I used my standard pasta recipe for this, 2 cups of pasta flour, 2 eggs + a pinch of salt.
Kneed the dough for a few mins then chill in the fridge for ~30 mins, standard.
For the filling I fried up, onion, button mushrooms, shiitake and rehydrated dried porcini, using some of the liquor to cook the others. I then blended the cooked mushrooms, and put back on the heat to try to remove as much moisture as possible. I also had a secret weapon, in addition to normal seasoning I had a can of shake o’cini. Once reasonably dry I removed for the heat and allowed to cool.
Then time for the pasta.
I usually work this amount in two batches.

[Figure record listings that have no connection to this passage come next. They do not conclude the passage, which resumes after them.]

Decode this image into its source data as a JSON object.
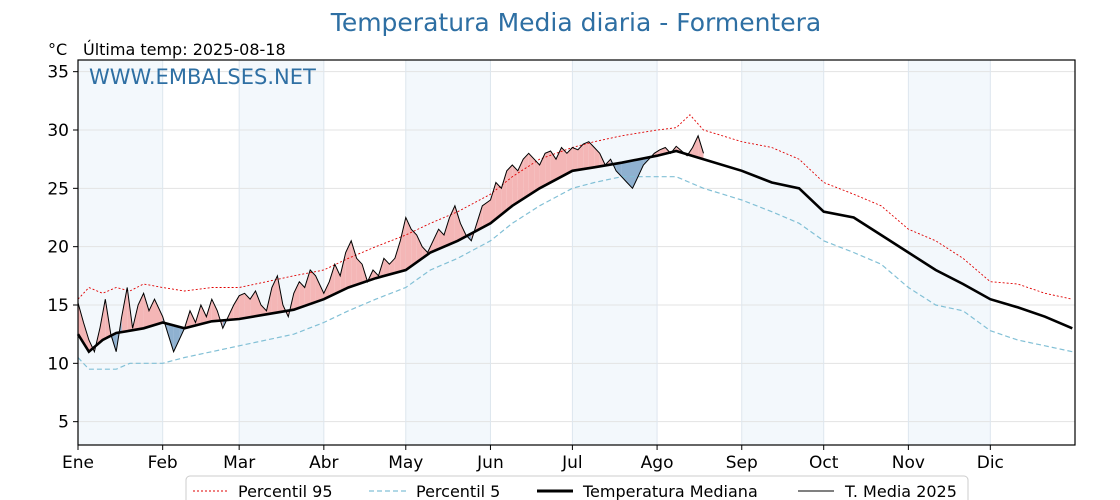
{
  "chart_data": {
    "type": "line",
    "title": "Temperatura Media diaria - Formentera",
    "unit_label": "°C",
    "last_temp_label": "Última temp: 2025-08-18",
    "watermark": "WWW.EMBALSES.NET",
    "ylim": [
      3,
      36
    ],
    "yticks": [
      5,
      10,
      15,
      20,
      25,
      30,
      35
    ],
    "months": [
      "Ene",
      "Feb",
      "Mar",
      "Abr",
      "May",
      "Jun",
      "Jul",
      "Ago",
      "Sep",
      "Oct",
      "Nov",
      "Dic"
    ],
    "month_start_days": [
      1,
      32,
      60,
      91,
      121,
      152,
      182,
      213,
      244,
      274,
      305,
      335
    ],
    "days_in_year": 365,
    "grid": true,
    "alternating_month_shading": true,
    "legend_position": "bottom",
    "series_median": {
      "name": "Temperatura Mediana",
      "x": [
        1,
        5,
        10,
        15,
        20,
        25,
        32,
        40,
        50,
        60,
        70,
        80,
        91,
        100,
        110,
        121,
        130,
        140,
        152,
        160,
        170,
        182,
        190,
        200,
        213,
        220,
        230,
        244,
        255,
        265,
        274,
        285,
        295,
        305,
        315,
        325,
        335,
        345,
        355,
        365
      ],
      "y": [
        12.5,
        11.0,
        12.0,
        12.6,
        12.8,
        13.0,
        13.5,
        13.0,
        13.6,
        13.8,
        14.2,
        14.6,
        15.5,
        16.5,
        17.3,
        18.0,
        19.5,
        20.5,
        22.0,
        23.5,
        25.0,
        26.5,
        26.8,
        27.2,
        27.8,
        28.2,
        27.5,
        26.5,
        25.5,
        25.0,
        23.0,
        22.5,
        21.0,
        19.5,
        18.0,
        16.8,
        15.5,
        14.8,
        14.0,
        13.0
      ]
    },
    "series_p95": {
      "name": "Percentil 95",
      "x": [
        1,
        5,
        10,
        15,
        20,
        25,
        32,
        40,
        50,
        60,
        70,
        80,
        91,
        100,
        110,
        121,
        130,
        140,
        152,
        160,
        170,
        182,
        190,
        200,
        213,
        220,
        225,
        230,
        244,
        255,
        265,
        274,
        285,
        295,
        305,
        315,
        325,
        335,
        345,
        355,
        365
      ],
      "y": [
        15.5,
        16.5,
        16.0,
        16.5,
        16.2,
        16.8,
        16.5,
        16.2,
        16.5,
        16.5,
        17.0,
        17.5,
        18.0,
        19.0,
        20.0,
        21.0,
        22.0,
        23.0,
        24.5,
        26.0,
        27.5,
        28.5,
        29.0,
        29.5,
        30.0,
        30.2,
        31.3,
        30.0,
        29.0,
        28.5,
        27.5,
        25.5,
        24.5,
        23.5,
        21.5,
        20.5,
        19.0,
        17.0,
        16.8,
        16.0,
        15.5
      ]
    },
    "series_p5": {
      "name": "Percentil 5",
      "x": [
        1,
        5,
        10,
        15,
        20,
        25,
        32,
        40,
        50,
        60,
        70,
        80,
        91,
        100,
        110,
        121,
        130,
        140,
        152,
        160,
        170,
        182,
        190,
        200,
        213,
        220,
        230,
        244,
        255,
        265,
        274,
        285,
        295,
        305,
        315,
        325,
        335,
        345,
        355,
        365
      ],
      "y": [
        10.5,
        9.5,
        9.5,
        9.5,
        10.0,
        10.0,
        10.0,
        10.5,
        11.0,
        11.5,
        12.0,
        12.5,
        13.5,
        14.5,
        15.5,
        16.5,
        18.0,
        19.0,
        20.5,
        22.0,
        23.5,
        25.0,
        25.5,
        26.0,
        26.0,
        26.0,
        25.0,
        24.0,
        23.0,
        22.0,
        20.5,
        19.5,
        18.5,
        16.5,
        15.0,
        14.5,
        12.8,
        12.0,
        11.5,
        11.0
      ]
    },
    "series_2025": {
      "name": "T. Media 2025",
      "x": [
        1,
        3,
        5,
        7,
        9,
        11,
        13,
        15,
        17,
        19,
        21,
        23,
        25,
        27,
        29,
        32,
        34,
        36,
        38,
        40,
        42,
        44,
        46,
        48,
        50,
        52,
        54,
        56,
        58,
        60,
        62,
        64,
        66,
        68,
        70,
        72,
        74,
        76,
        78,
        80,
        82,
        84,
        86,
        88,
        91,
        93,
        95,
        97,
        99,
        101,
        103,
        105,
        107,
        109,
        111,
        113,
        115,
        117,
        119,
        121,
        123,
        125,
        127,
        129,
        131,
        133,
        135,
        137,
        139,
        141,
        143,
        145,
        147,
        149,
        152,
        154,
        156,
        158,
        160,
        162,
        164,
        166,
        168,
        170,
        172,
        174,
        176,
        178,
        180,
        182,
        184,
        186,
        188,
        190,
        192,
        194,
        196,
        198,
        200,
        202,
        204,
        206,
        208,
        210,
        212,
        214,
        216,
        218,
        220,
        222,
        224,
        226,
        228,
        230
      ],
      "y": [
        15.2,
        13.5,
        12.0,
        11.0,
        13.0,
        15.5,
        12.5,
        11.0,
        14.0,
        16.5,
        13.0,
        15.0,
        16.0,
        14.5,
        15.5,
        14.0,
        12.5,
        11.0,
        12.0,
        13.0,
        14.5,
        13.5,
        15.0,
        14.0,
        15.5,
        14.5,
        13.0,
        14.0,
        15.0,
        15.8,
        16.0,
        15.5,
        16.2,
        15.0,
        14.5,
        16.5,
        17.5,
        15.0,
        14.0,
        16.0,
        17.0,
        16.5,
        18.0,
        17.5,
        16.0,
        17.0,
        18.5,
        17.5,
        19.5,
        20.5,
        19.0,
        18.5,
        17.0,
        18.0,
        17.5,
        19.0,
        18.5,
        19.0,
        20.5,
        22.5,
        21.5,
        21.0,
        20.0,
        19.5,
        20.5,
        21.5,
        21.0,
        22.5,
        23.5,
        22.0,
        21.0,
        20.5,
        22.0,
        23.5,
        24.0,
        25.5,
        25.0,
        26.5,
        27.0,
        26.5,
        27.5,
        28.0,
        27.5,
        27.0,
        28.0,
        28.2,
        27.5,
        28.5,
        28.0,
        28.5,
        28.3,
        28.8,
        29.0,
        28.5,
        28.0,
        27.0,
        27.5,
        26.5,
        26.0,
        25.5,
        25.0,
        26.0,
        27.0,
        27.5,
        28.0,
        28.3,
        28.5,
        28.0,
        28.6,
        28.2,
        27.8,
        28.5,
        29.5,
        28.0
      ]
    }
  }
}
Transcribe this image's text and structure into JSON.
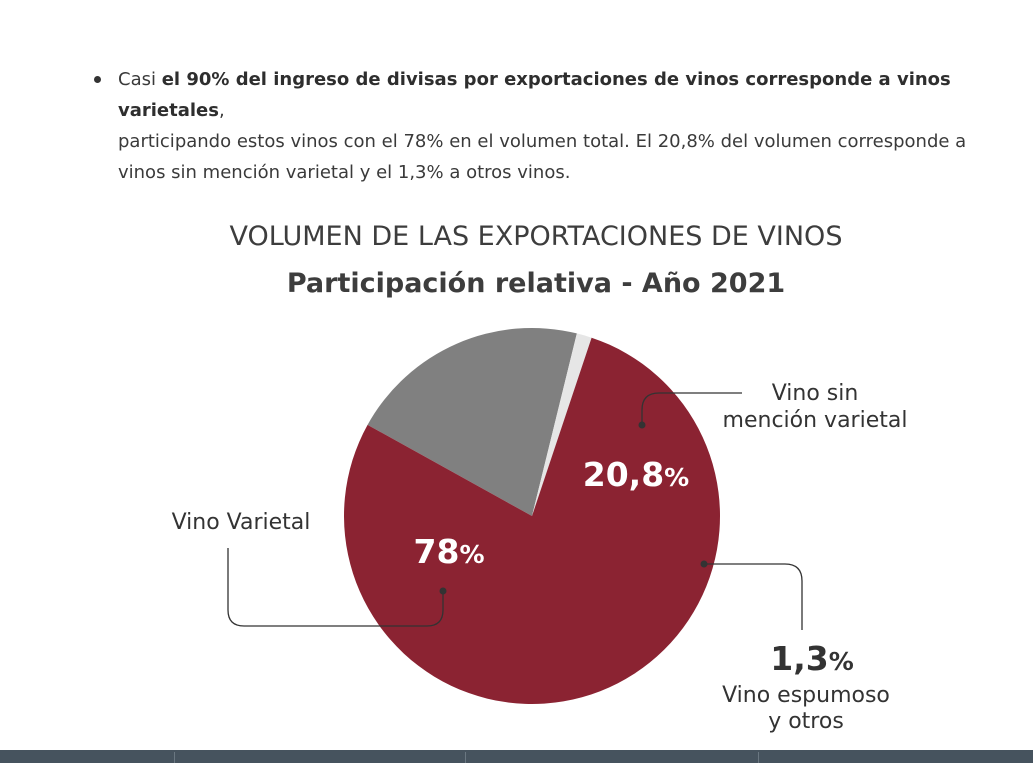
{
  "bullet": {
    "prefix": "Casi ",
    "bold": "el 90% del ingreso de divisas por exportaciones de vinos corresponde a vinos varietales",
    "line1_suffix": ",",
    "line2": "participando estos vinos con el 78% en el volumen total. El 20,8% del volumen corresponde a",
    "line3": "vinos sin mención varietal y el 1,3% a otros vinos."
  },
  "chart_data": {
    "type": "pie",
    "title": "VOLUMEN DE LAS EXPORTACIONES DE VINOS",
    "subtitle": "Participación relativa - Año 2021",
    "slices": [
      {
        "label": "Vino Varietal",
        "value": 78,
        "value_label": "78%",
        "color": "#8b2332"
      },
      {
        "label": "Vino sin mención varietal",
        "value": 20.8,
        "value_label": "20,8%",
        "color": "#808080"
      },
      {
        "label": "Vino espumoso y otros",
        "value": 1.3,
        "value_label": "1,3%",
        "color": "#e6e6e6"
      }
    ],
    "labels": {
      "varietal": "Vino Varietal",
      "sin_mencion_line1": "Vino sin",
      "sin_mencion_line2": "mención varietal",
      "espumoso_line1": "Vino espumoso",
      "espumoso_line2": "y otros"
    }
  }
}
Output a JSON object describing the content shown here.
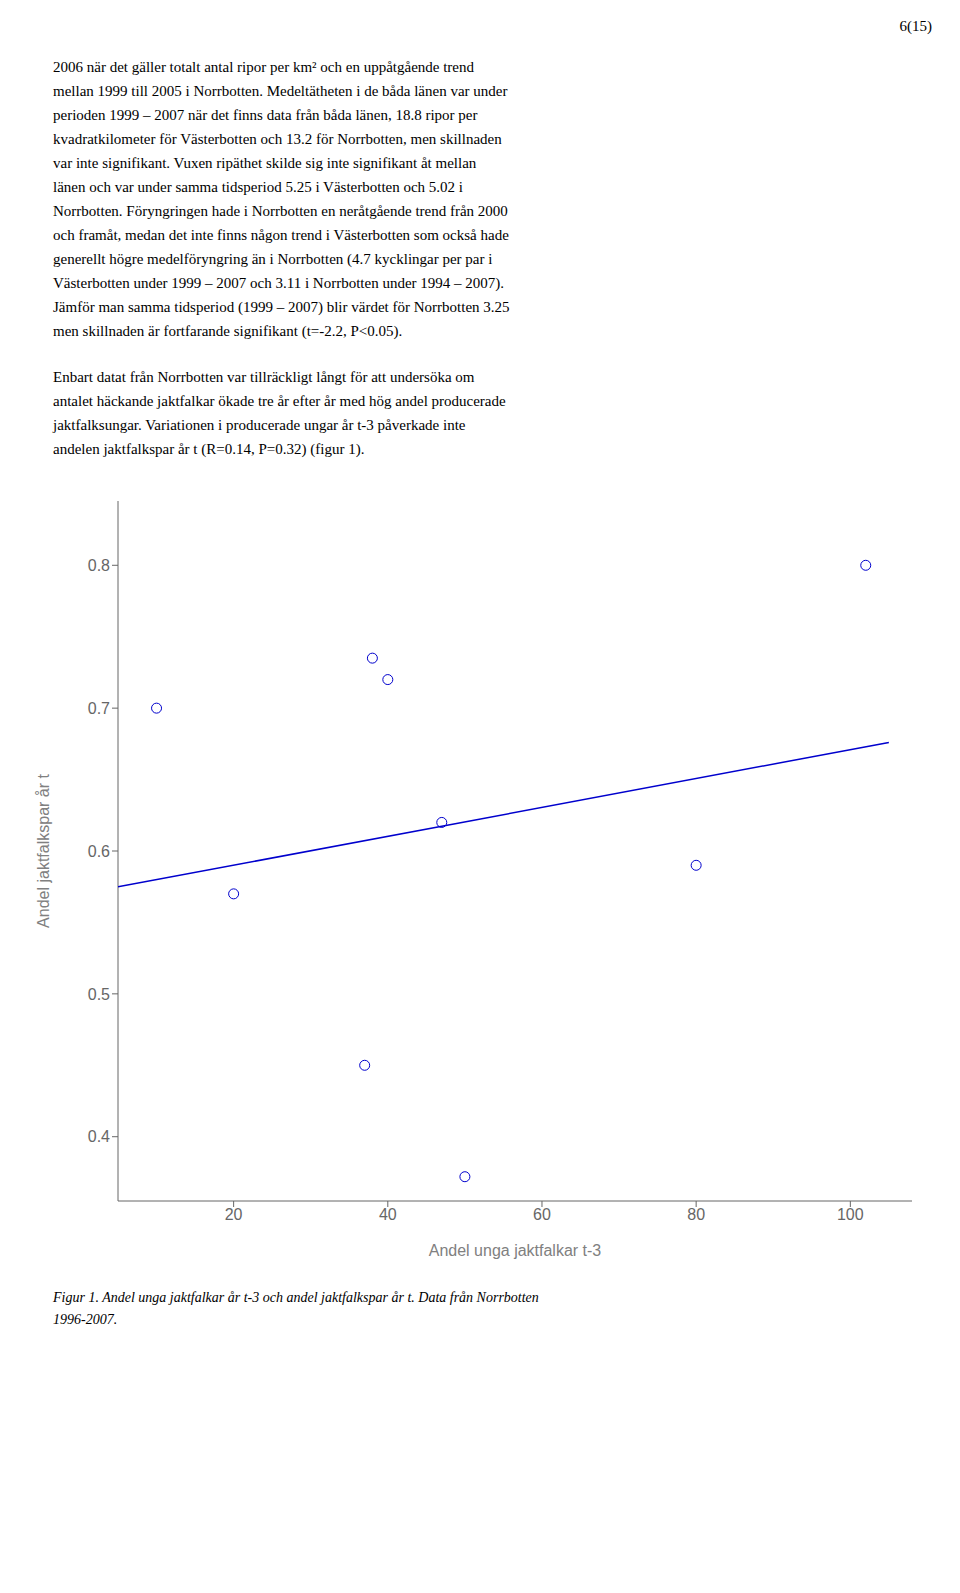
{
  "chart_data": {
    "type": "scatter",
    "xlabel": "Andel unga jaktfalkar t-3",
    "ylabel": "Andel jaktfalkspar år t",
    "xlim": [
      5,
      108
    ],
    "ylim": [
      0.355,
      0.845
    ],
    "xticks": [
      20,
      40,
      60,
      80,
      100
    ],
    "yticks": [
      0.4,
      0.5,
      0.6,
      0.7,
      0.8
    ],
    "grid": false,
    "series": [
      {
        "type": "scatter",
        "color": "#0000CD",
        "marker": "circle",
        "x": [
          10,
          20,
          37,
          38,
          40,
          47,
          50,
          80,
          102
        ],
        "values": [
          0.7,
          0.57,
          0.45,
          0.735,
          0.72,
          0.62,
          0.372,
          0.59,
          0.8
        ]
      },
      {
        "type": "line",
        "color": "#0000CD",
        "x": [
          5,
          105
        ],
        "values": [
          0.5749,
          0.676
        ]
      }
    ],
    "annotations": [
      [
        "6(15)"
      ],
      [
        "2006 när det gäller totalt antal ripor per km² och en uppåtgående trend",
        "mellan 1999 till 2005 i Norrbotten. Medeltätheten i de båda länen var under",
        "perioden 1999 – 2007 när det finns data från båda länen, 18.8 ripor per",
        "kvadratkilometer för Västerbotten och 13.2 för Norrbotten, men skillnaden",
        "var inte signifikant. Vuxen ripäthet skilde sig inte signifikant åt mellan",
        "länen och var under samma tidsperiod 5.25 i Västerbotten och 5.02 i",
        "Norrbotten. Föryngringen hade i Norrbotten en neråtgående trend från 2000",
        "och framåt, medan det inte finns någon trend i Västerbotten som också hade",
        "generellt högre medelföryngring än i Norrbotten (4.7 kycklingar per par i",
        "Västerbotten under 1999 – 2007 och 3.11 i Norrbotten under 1994 – 2007).",
        "Jämför man samma tidsperiod (1999 – 2007) blir värdet för Norrbotten 3.25",
        "men skillnaden är fortfarande signifikant (t=-2.2, P<0.05)."
      ],
      [
        "Enbart datat från Norrbotten var tillräckligt långt för att undersöka om",
        "antalet häckande jaktfalkar ökade tre år efter år med hög andel producerade",
        "jaktfalksungar. Variationen i producerade ungar år t-3 påverkade inte",
        "andelen jaktfalkspar år t (R=0.14, P=0.32) (figur 1)."
      ],
      [
        "Figur 1. Andel unga jaktfalkar år t-3 och andel jaktfalkspar år t. Data från Norrbotten",
        "1996-2007."
      ]
    ]
  }
}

Rolling it through the pasta maker on the first three settings, then folding the sheet in on itself in thirds, then rotating 90 degrees and working it back through the pasta maker on the thickest setting.
Repete this process ~8 times, until the pasta really comes together, and you can feel the texture change to something closer to silk. I try to keep it well floured to prevent it sticking whilst rolling.
Then I worked the pasta to the lowest setting, to get the thinnest longest sheet.
With this laid out I used a pastry cutter, 68mm, to cut rounds in the sheet. Brush each round with a little milk, then with the help of an icing bag I added the mushroom mixture.
Fold each round over on itself to make a semicircle, then fold again and curve round so the edges touch – and there you have your tortellini. At this point I would cover everything with flour, as these bad boys will stick to everything, and if they stick to each other they will tear when you separate them.
Despite having about 300g of mushroom paste I ran out of filling (after 77 tortellini), so I used the remainder of the pasta to make a sort of garganelli. Basically cut the sheet into little squares (1″ – 2″ big) and roll diagonally over a wooden spoon handle – kinda looks like penne, incidentally I also made 77 of these.
I then left the pasta to air dry for a bit, then bagged it up and put into the freezer for a lazy day. We all have them, but your dinner shouldn’t have to suffer when you do.